JENNY. — Mon Dieu, je crois qu’elle dit ce que nous disons : « Le ciel est beau, les étoiles brillent, et l’air sent bon ! »

FLORENCE. — Oui, voilà ce qu’elle dit, je le crois aussi. Je crois que la nature ravit de joie tous les sens de toutes les créatures, et que les plantes elles-mêmes…

JENNY. — Les feuilles, les fleurs ? vous croyez ?

FLORENCE. — Regardez ces grandes marguerites sauvages qui sortent leurs figures blanches des broussailles, à côté de vous.

JENNY. — Oui, elles ont l’air de bayer aux étoiles, comme moi ! ah ! quelles sont jolies !

FLORENCE. — Les voulez-vous ?

JENNY. — Non ! si elles sont contentes, pourquoi les déranger ?… À propos, monsieur Florence, avez-vous pensé au bouquet de madame, à l’heure de son dîner ? Je n’y étais pas…

FLORENCE. — J’y ai pensé, et je le lui ai envoyé par mon confrère le potagiste, commis, il s’intitule.

JENNY. — Ah ! mon Dieu ! cela lui aura déplu, à madame ! Elle prétend que les bouquets de monsieur Cottin sentent toujours l’oignon !

FLORENCE. — Bah ! l’oignon est une senteur de haut goût qui doit être saine pour les femmes nerveuses.

JENNY. — Monsieur Florence, je ne vois qu’une chose à vous reprocher, c’est que vous parlez de madame un peu légèrement, et c’est injuste : vous ne la connaissez pas.

FLORENCE. — Si fait, car je connais ses pareilles, et toutes ces dames-là sont les mêmes. C’est comme leurs adorateurs : qui a vu un lion les a tous vus. Et cependant hommes et femmes de ce genre-là cherchent à se faire remarquer et affectent des goûts excentriques ; mais comme ils se copient tous les uns les autres, il n’y a rien de surprenant ni d’original en eux.
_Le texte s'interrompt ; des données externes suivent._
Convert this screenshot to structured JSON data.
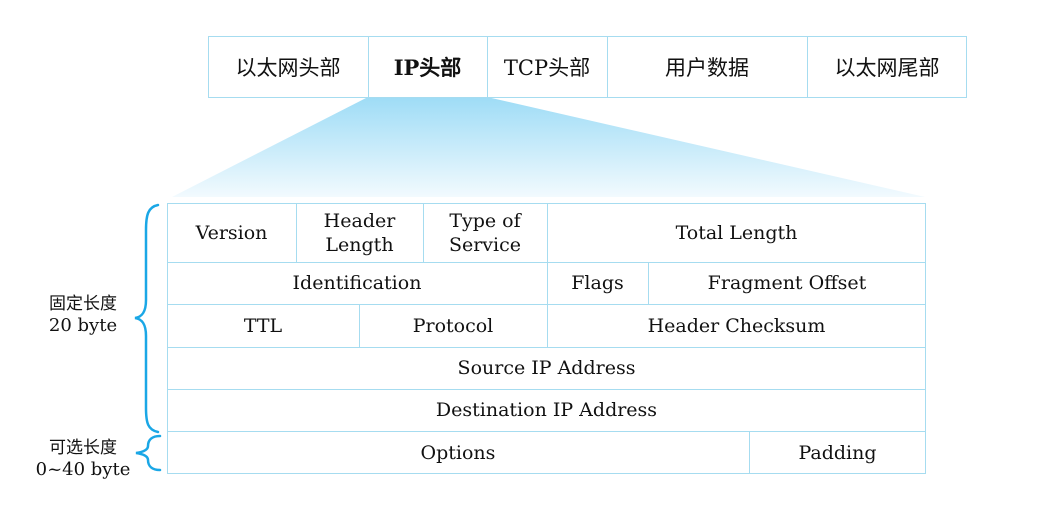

JENNY. — D’où donc connaissez-vous comme cela les gens du monde ? Vous avez donc déjà fait, comme on dit, beaucoup de maisons ?

FLORENCE. — Non, c’est la première où je sers ; mais je suis observateur, et les êtres humains ne sont pas plus mystérieux que les plantes. Savez-vous à quoi madame de Noirac a employé le temps de votre absence ?

JENNY. — Non !

FLORENCE. — À tirer au pistolet, à cheval, sur des têtes disposées dans le manége. — Et puis un caprice ! « Monsieur Florence, venez ici… » C’était pour avoir un spectateur ; monsieur Gérard ne lui suffisait pas. On a fait son effet sur lui ! Moi, j’ai été sournois, j’ai fait comme un homme blasé sur les exercices de l’hippodrome, et je n’ai pas seulement regardé en lui parlant. — Madame veut des fleurs autour du manége, sur les talus ? on en fera mettre ; et me voilà parti !

JENNY. — Mon Dieu, comme vous paraissez enclin à dénigrer madame ! Ce n’est pas bien, et nous ne serons plus amis si vous continuez. Madame ne pense pas du tout à faire de l’effet. Elle s’amuse, voilà tout. Laissons cela ! J’aime mieux écouter la grive et regarder le ciel.